Coloco aqui para finalizar meu relato um adendo de uma semana que fui na batalha e tinham muitas viaturas da GCM na praça, eu achei estranho mas não dei muita bola, até que em momento quase no final da batalha, já estava nos rounds de semi, começou uma gritaria e correria. Na hora eu me assustei muito, mas no mesmo momento os organizadores da batalha pararam o round e começaram a falar pro povo chegar mais perto do banco e fechar a roda, nessa hora todos ali começaram a se proteger e se aproximar da batalha… todo o meu medo sumiu. Um dos apresentadores da batalha, o Ratão falou: "isso aqui não é só música e arte isso aqui é um movimento político" essa frase me marcou muito quando vi que de fato a batalha da matriz é resistência! É resistência política, cultural, social e um lugar de ajuda e cura para muitos que são salvos pelo rap.
Nycolas

Passamos praticamente o dia todo juntos. Tivemos nossas aulas, almoçamos no RU, fomos pro aulão do DCE e depois disso ficamos jogando e conversando pelo campus até dar o horário de irmos para a batalha.
Nós marcamos de comer no mc do Carrefour antes de irmos, foram eu, o João, a Ana, a Clara e a Júlia. Depois de comer e dar umas boas risadas nós nos dividimos em dois ubers para conseguirmos ir até a Igreja da Matriz, onde nos encontramos com a Marcela e a Lisa.
Ao chegar achei o ambiente incrível logo de cara. A igreja é linda e todo o espaço onde a batalha acontece é bem localizado. Tinham pessoas vendendo bebida, outras dançando e cantando, algumas andando de bike; um ambiente totalmente descontraído com uma energia festiva. Tinha bastante gente fumando, o cheiro não chegou a me incomodar então não me importei.
Uma coisa que eu não esperava que fosse acontecer era o outro grupo que vai falar sobre a Batalha da Matrix estar presente no mesmo dia que nós. Nos encontramos enquanto meu grupo se preparava pra fazer as primeiras gravações e foi uma surpresa pra geral. Passamos alguns minutos fazendo piada e trocando ideia até que cada um voltasse para as suas obrigações.
Assistimos a batalha e fiquei encantado com a forma que todo mundo ali interagia e curtia o som.

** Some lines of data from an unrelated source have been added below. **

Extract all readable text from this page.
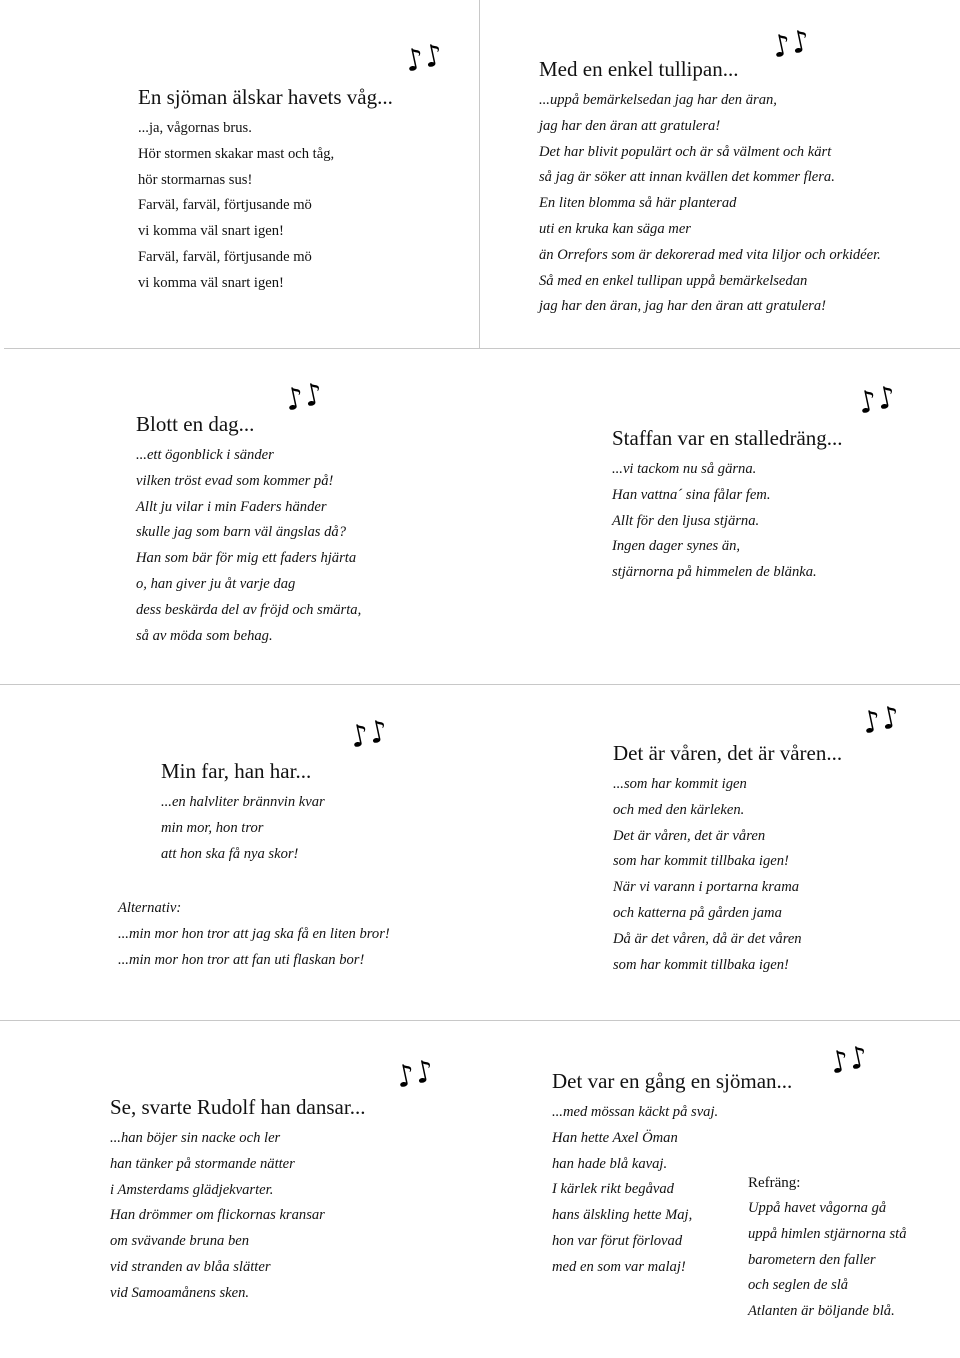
En sjöman älskar havets våg...
...ja, vågornas brus.
Hör stormen skakar mast och tåg,
hör stormarnas sus!
Farväl, farväl, förtjusande mö
vi komma väl snart igen!
Farväl, farväl, förtjusande mö
vi komma väl snart igen!
♪♪	Med en enkel tullipan...
...uppå bemärkelsedan jag har den äran,
jag har den äran att gratulera!
Det har blivit populärt och är så välment och kärt
så jag är söker att innan kvällen det kommer flera.
En liten blomma så här planterad
uti en kruka kan säga mer
än Orrefors som är dekorerad med vita liljor och orkidéer.
Så med en enkel tullipan uppå bemärkelsedan
jag har den äran, jag har den äran att gratulera!
♪♪
Blott en dag...
...ett ögonblick i sänder
vilken tröst evad som kommer på!
Allt ju vilar i min Faders händer
skulle jag som barn väl ängslas då?
Han som bär för mig ett faders hjärta
o, han giver ju åt varje dag
dess beskärda del av fröjd och smärta,
så av möda som behag.
♪♪
Staffan var en stalledräng...
...vi tackom nu så gärna.
Han vattna´ sina fålar fem.
Allt för den ljusa stjärna.
Ingen dager synes än,
stjärnorna på himmelen de blänka.
♪♪
Min far, han har...
...en halvliter brännvin kvar
min mor, hon tror
att hon ska få nya skor!
Alternativ:
...min mor hon tror att jag ska få en liten bror!
...min mor hon tror att fan uti flaskan bor!
♪♪	Det är våren, det är våren...
...som har kommit igen
och med den kärleken.
Det är våren, det är våren
som har kommit tillbaka igen!
När vi varann i portarna krama
och katterna på gården jama
Då är det våren, då är det våren
som har kommit tillbaka igen!
♪♪
Se, svarte Rudolf han dansar...
...han böjer sin nacke och ler
han tänker på stormande nätter
i Amsterdams glädjekvarter.
Han drömmer om flickornas kransar
om svävande bruna ben
vid stranden av blåa slätter
vid Samoamånens sken.
♪♪	Det var en gång en sjöman...
...med mössan käckt på svaj.
Han hette Axel Öman
han hade blå kavaj.
I kärlek rikt begåvad
hans älskling hette Maj,
hon var förut förlovad
med en som var malaj!
Refräng:
Uppå havet vågorna gå
uppå himlen stjärnorna stå
barometern den faller
och seglen de slå
Atlanten är böljande blå.
♪♪
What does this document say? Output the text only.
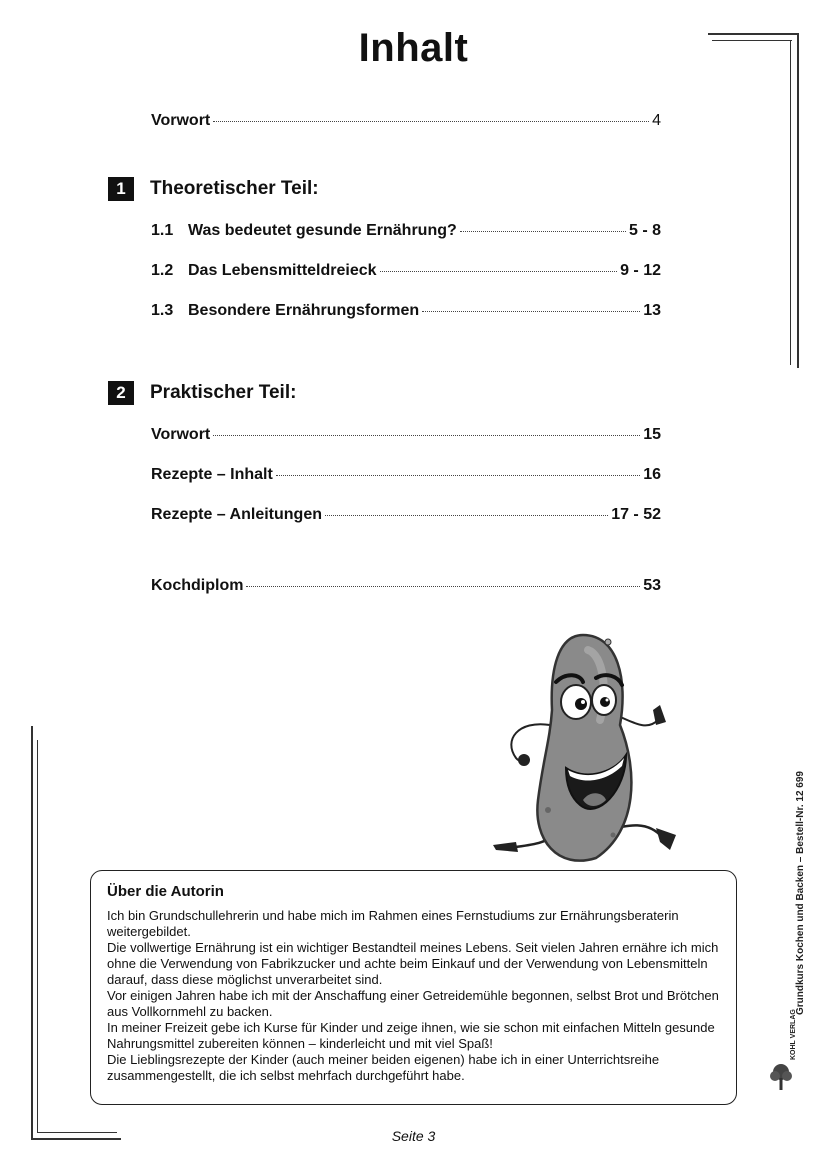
Inhalt
Vorwort	4
1	Theoretischer Teil:
1.1 Was bedeutet gesunde Ernährung?	5 - 8
1.2 Das Lebensmitteldreieck	9 - 12
1.3 Besondere Ernährungsformen	13
2	Praktischer Teil:
Vorwort	15
Rezepte – Inhalt	16
Rezepte – Anleitungen	17 - 52
Kochdiplom	53
Über die Autorin

Ich bin Grundschullehrerin und habe mich im Rahmen eines Fernstudiums zur Ernährungsberaterin weitergebildet.

Die vollwertige Ernährung ist ein wichtiger Bestandteil meines Lebens. Seit vielen Jahren ernähre ich mich ohne die Verwendung von Fabrikzucker und achte beim Einkauf und der Verwendung von Lebensmitteln darauf, dass diese möglichst unverarbeitet sind.

Vor einigen Jahren habe ich mit der Anschaffung einer Getreidemühle begonnen, selbst Brot und Brötchen aus Vollkornmehl zu backen.

In meiner Freizeit gebe ich Kurse für Kinder und zeige ihnen, wie sie schon mit einfachen Mitteln gesunde Nahrungsmittel zubereiten können – kinderleicht und mit viel Spaß!

Die Lieblingsrezepte der Kinder (auch meiner beiden eigenen) habe ich in einer Unterrichtsreihe zusammengestellt, die ich selbst mehrfach durchgeführt habe.

Grundkurs Kochen und Backen – Bestell-Nr. 12 699
KOHL VERLAG
Seite 3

Durante as apresentações conseguimos algumas entrevistas, fotos e gravações que sem dúvidas ficarão guardadas no meu coração.
Nós não conseguimos ficar até o final pois tínhamos aula no dia seguinte, então fomos embora logo depois do primeiro intervalo.
Eu passei o dia todo sem sono algum, mas foi só chegar em casa que eu simplesmente apaguei, mal me lembro daquele resto de noite depois que saí do uber pra entrar em casa. Eu fiquei exausto, mas com certeza faria tudo de novo.